German royal mistress (1746–1793)

Maria Antonia von Branconi (née Elsener; 27 October 1746 in Genoa – 7 July 1793 in Abano) was the official royal mistress of Charles William Ferdinand, Duke of Brunswick-Wolfenbüttel between 1766 and 1777.

==Biography==
Maria Antonia von Branconi was the daughter of German-Italian parents and was raised in Naples. At the age of twelve, she married the royal official Francesco de Pessina Branconi (d. 21 October 1766), with whom she had one daughter and one son.

In November 1766, she met the heir of the throne of Brunswick, who made a study trip through Europe after his marriage in 1764. She entered into a relationship with him and followed him back to Brunswick in Germany, where she became his official favorite. The couple had a child, Karl Anton Ferdinand (1767–1794).

Branconi lived in her own palace at Wilhelmstrasse in Brunswick. In 1774, she was ennobled by emperor Joseph II as "von Branconi".

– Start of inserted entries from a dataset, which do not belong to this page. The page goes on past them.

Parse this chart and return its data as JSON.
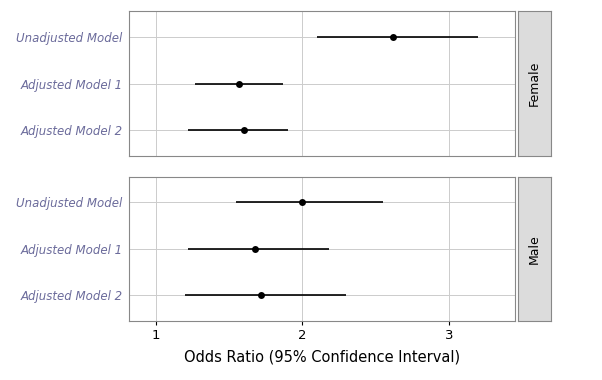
{
  "panels": [
    {
      "label": "Female",
      "models": [
        "Unadjusted Model",
        "Adjusted Model 1",
        "Adjusted Model 2"
      ],
      "estimates": [
        2.62,
        1.57,
        1.6
      ],
      "ci_low": [
        2.1,
        1.27,
        1.22
      ],
      "ci_high": [
        3.2,
        1.87,
        1.9
      ]
    },
    {
      "label": "Male",
      "models": [
        "Unadjusted Model",
        "Adjusted Model 1",
        "Adjusted Model 2"
      ],
      "estimates": [
        2.0,
        1.68,
        1.72
      ],
      "ci_low": [
        1.55,
        1.22,
        1.2
      ],
      "ci_high": [
        2.55,
        2.18,
        2.3
      ]
    }
  ],
  "xlabel": "Odds Ratio (95% Confidence Interval)",
  "xlim": [
    0.82,
    3.45
  ],
  "xticks": [
    1,
    2,
    3
  ],
  "point_color": "#000000",
  "line_color": "#000000",
  "label_color": "#6B6B9B",
  "panel_bg": "#FFFFFF",
  "strip_bg": "#DCDCDC",
  "grid_color": "#CCCCCC",
  "point_size": 5,
  "line_width": 1.2,
  "label_fontsize": 8.5,
  "xlabel_fontsize": 10.5,
  "strip_fontsize": 9,
  "tick_fontsize": 9.5
}
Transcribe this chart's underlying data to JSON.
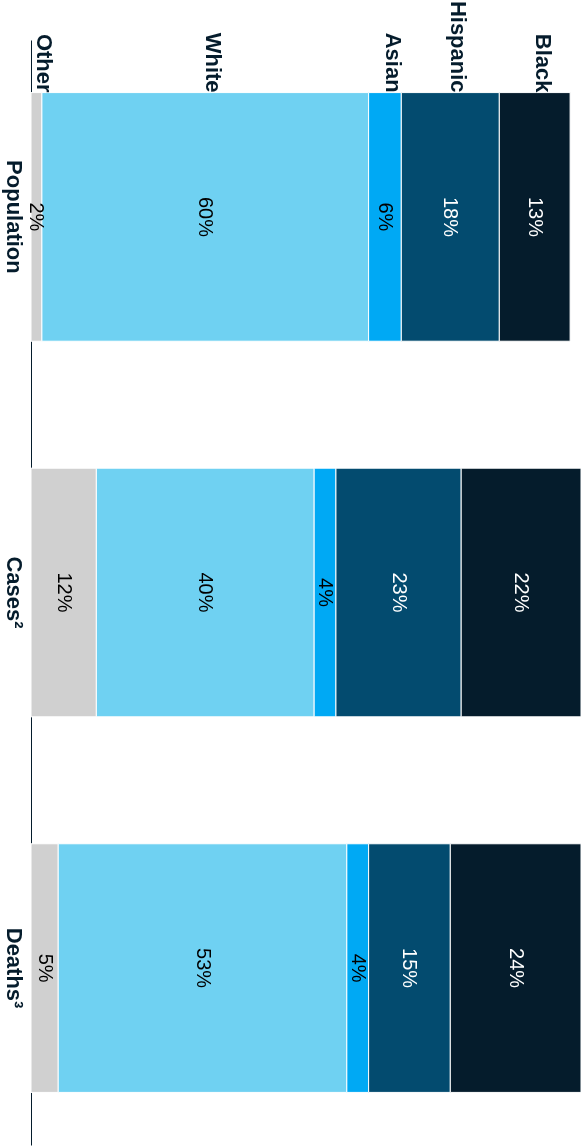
{
  "chart_data": {
    "type": "bar",
    "stacked": true,
    "orientation": "horizontal",
    "grid": false,
    "categories": [
      "Population",
      "Cases²",
      "Deaths³"
    ],
    "series": [
      {
        "name": "Other",
        "color": "#d0d0d0",
        "values": [
          2,
          12,
          5
        ],
        "value_labels": [
          "2%",
          "12%",
          "5%"
        ]
      },
      {
        "name": "White",
        "color": "#6fd1f2",
        "values": [
          60,
          40,
          53
        ],
        "value_labels": [
          "60%",
          "40%",
          "53%"
        ]
      },
      {
        "name": "Asian",
        "color": "#00a9f4",
        "values": [
          6,
          4,
          4
        ],
        "value_labels": [
          "6%",
          "4%",
          "4%"
        ]
      },
      {
        "name": "Hispanic",
        "color": "#034b6f",
        "values": [
          18,
          23,
          15
        ],
        "value_labels": [
          "18%",
          "23%",
          "15%"
        ]
      },
      {
        "name": "Black",
        "color": "#051c2c",
        "values": [
          13,
          22,
          24
        ],
        "value_labels": [
          "13%",
          "22%",
          "24%"
        ]
      }
    ]
  }
}
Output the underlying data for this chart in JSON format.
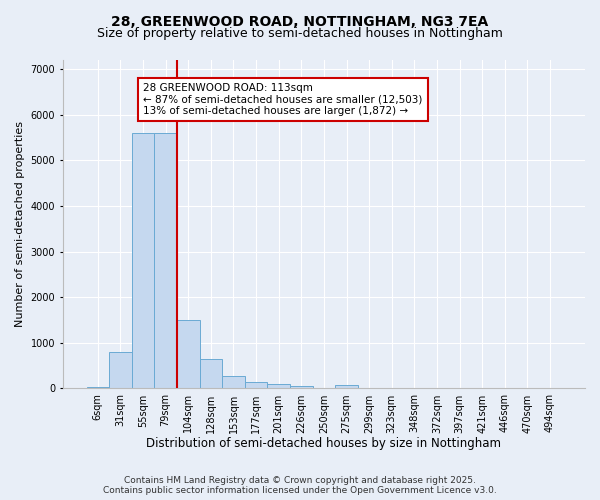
{
  "title_line1": "28, GREENWOOD ROAD, NOTTINGHAM, NG3 7EA",
  "title_line2": "Size of property relative to semi-detached houses in Nottingham",
  "xlabel": "Distribution of semi-detached houses by size in Nottingham",
  "ylabel": "Number of semi-detached properties",
  "categories": [
    "6sqm",
    "31sqm",
    "55sqm",
    "79sqm",
    "104sqm",
    "128sqm",
    "153sqm",
    "177sqm",
    "201sqm",
    "226sqm",
    "250sqm",
    "275sqm",
    "299sqm",
    "323sqm",
    "348sqm",
    "372sqm",
    "397sqm",
    "421sqm",
    "446sqm",
    "470sqm",
    "494sqm"
  ],
  "values": [
    30,
    800,
    5600,
    5600,
    1500,
    650,
    280,
    140,
    100,
    60,
    0,
    70,
    0,
    0,
    0,
    0,
    0,
    0,
    0,
    0,
    0
  ],
  "bar_color": "#c5d8ef",
  "bar_edge_color": "#6aaad4",
  "vline_color": "#cc0000",
  "vline_x_index": 3.5,
  "annotation_text": "28 GREENWOOD ROAD: 113sqm\n← 87% of semi-detached houses are smaller (12,503)\n13% of semi-detached houses are larger (1,872) →",
  "annotation_box_color": "#ffffff",
  "annotation_box_edge": "#cc0000",
  "ylim": [
    0,
    7200
  ],
  "yticks": [
    0,
    1000,
    2000,
    3000,
    4000,
    5000,
    6000,
    7000
  ],
  "background_color": "#e8eef7",
  "footer_line1": "Contains HM Land Registry data © Crown copyright and database right 2025.",
  "footer_line2": "Contains public sector information licensed under the Open Government Licence v3.0.",
  "title_fontsize": 10,
  "subtitle_fontsize": 9,
  "xlabel_fontsize": 8.5,
  "ylabel_fontsize": 8,
  "tick_fontsize": 7,
  "annotation_fontsize": 7.5,
  "footer_fontsize": 6.5
}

The relationship with Charles was ended in 1777, when he began an affair with Baroness Luise Henriette von Hertefeld (1750–1806), maid-of-honor to his aunt the queen of Prussia. He appointed her secular convent lady of Steterburg.

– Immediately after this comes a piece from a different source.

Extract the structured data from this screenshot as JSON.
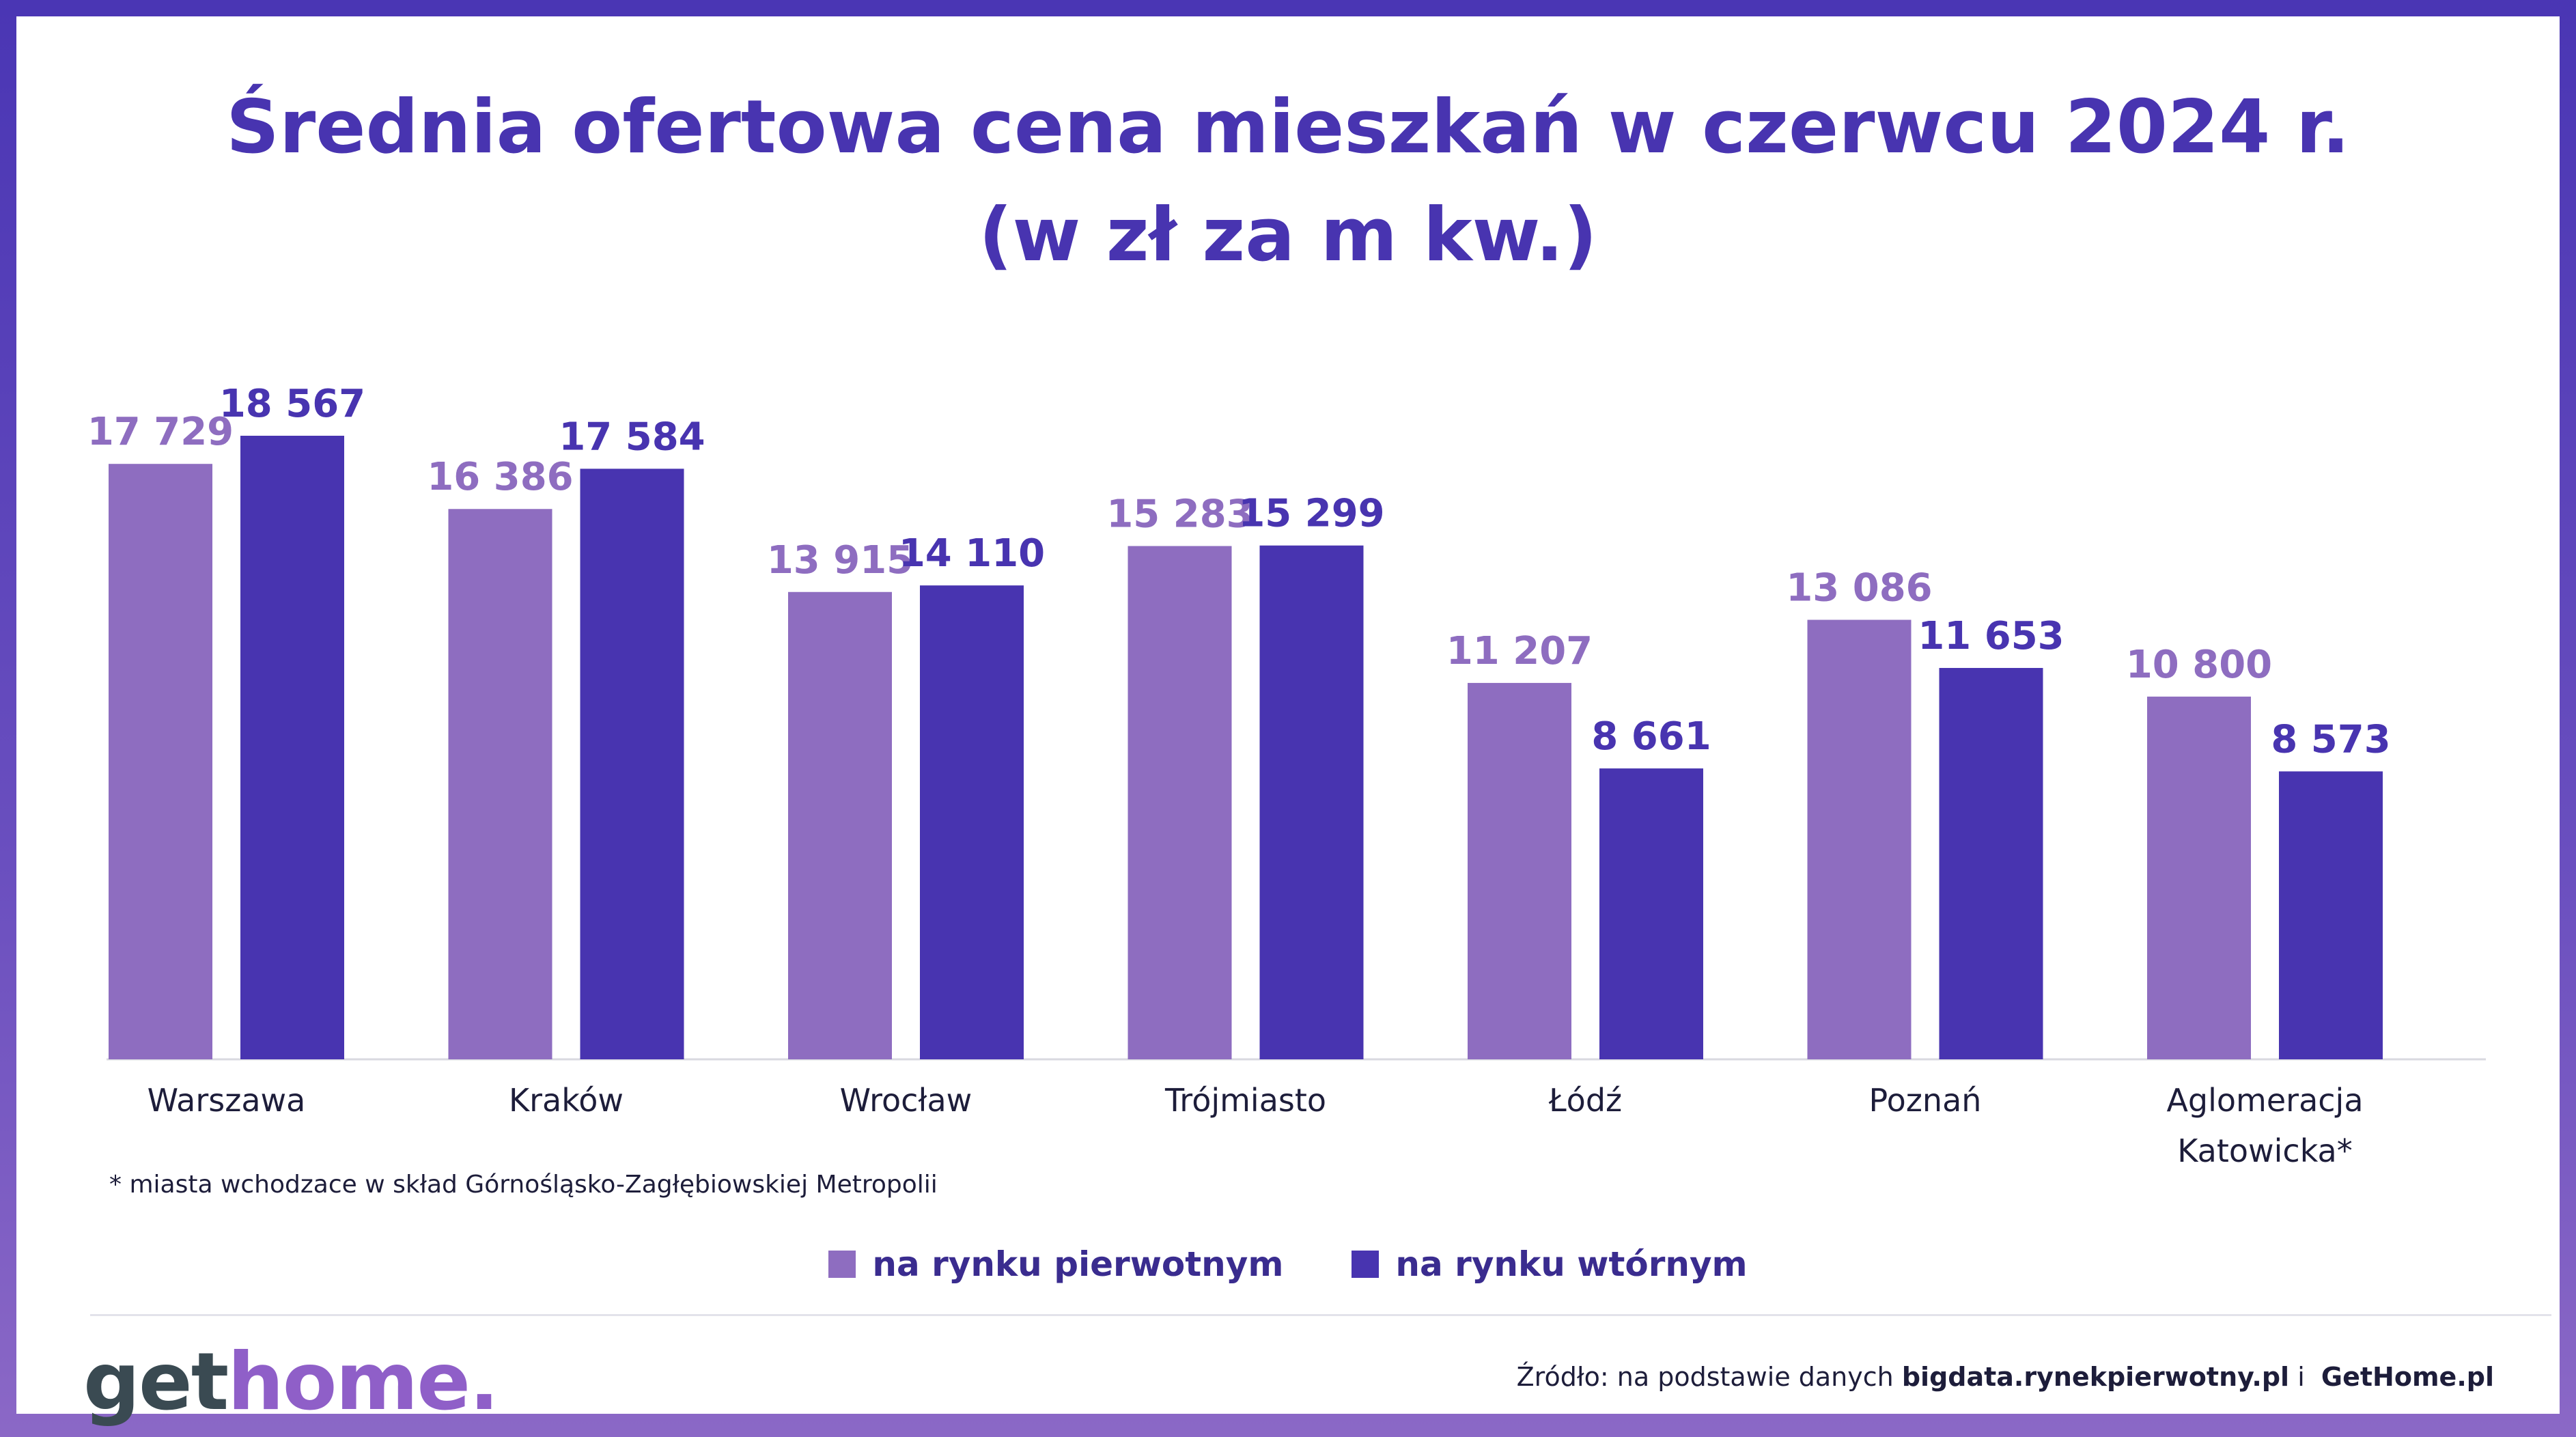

Branconi made several trips in Europe and lived in Paris 1787–91. She had a son, Jules Adolph Marie, in a new relationship in 1788. Branconi was acquainted with the professors at the university of Brunswick, among them JJ Eschenburg and Johann Arnold Ebert. She was also acquainted with Johann Wilhelm Ludwig Gleim, Sophie von La Roche and Johann Caspar Lavater. She was a friend of Johann Wolfgang von Goethe.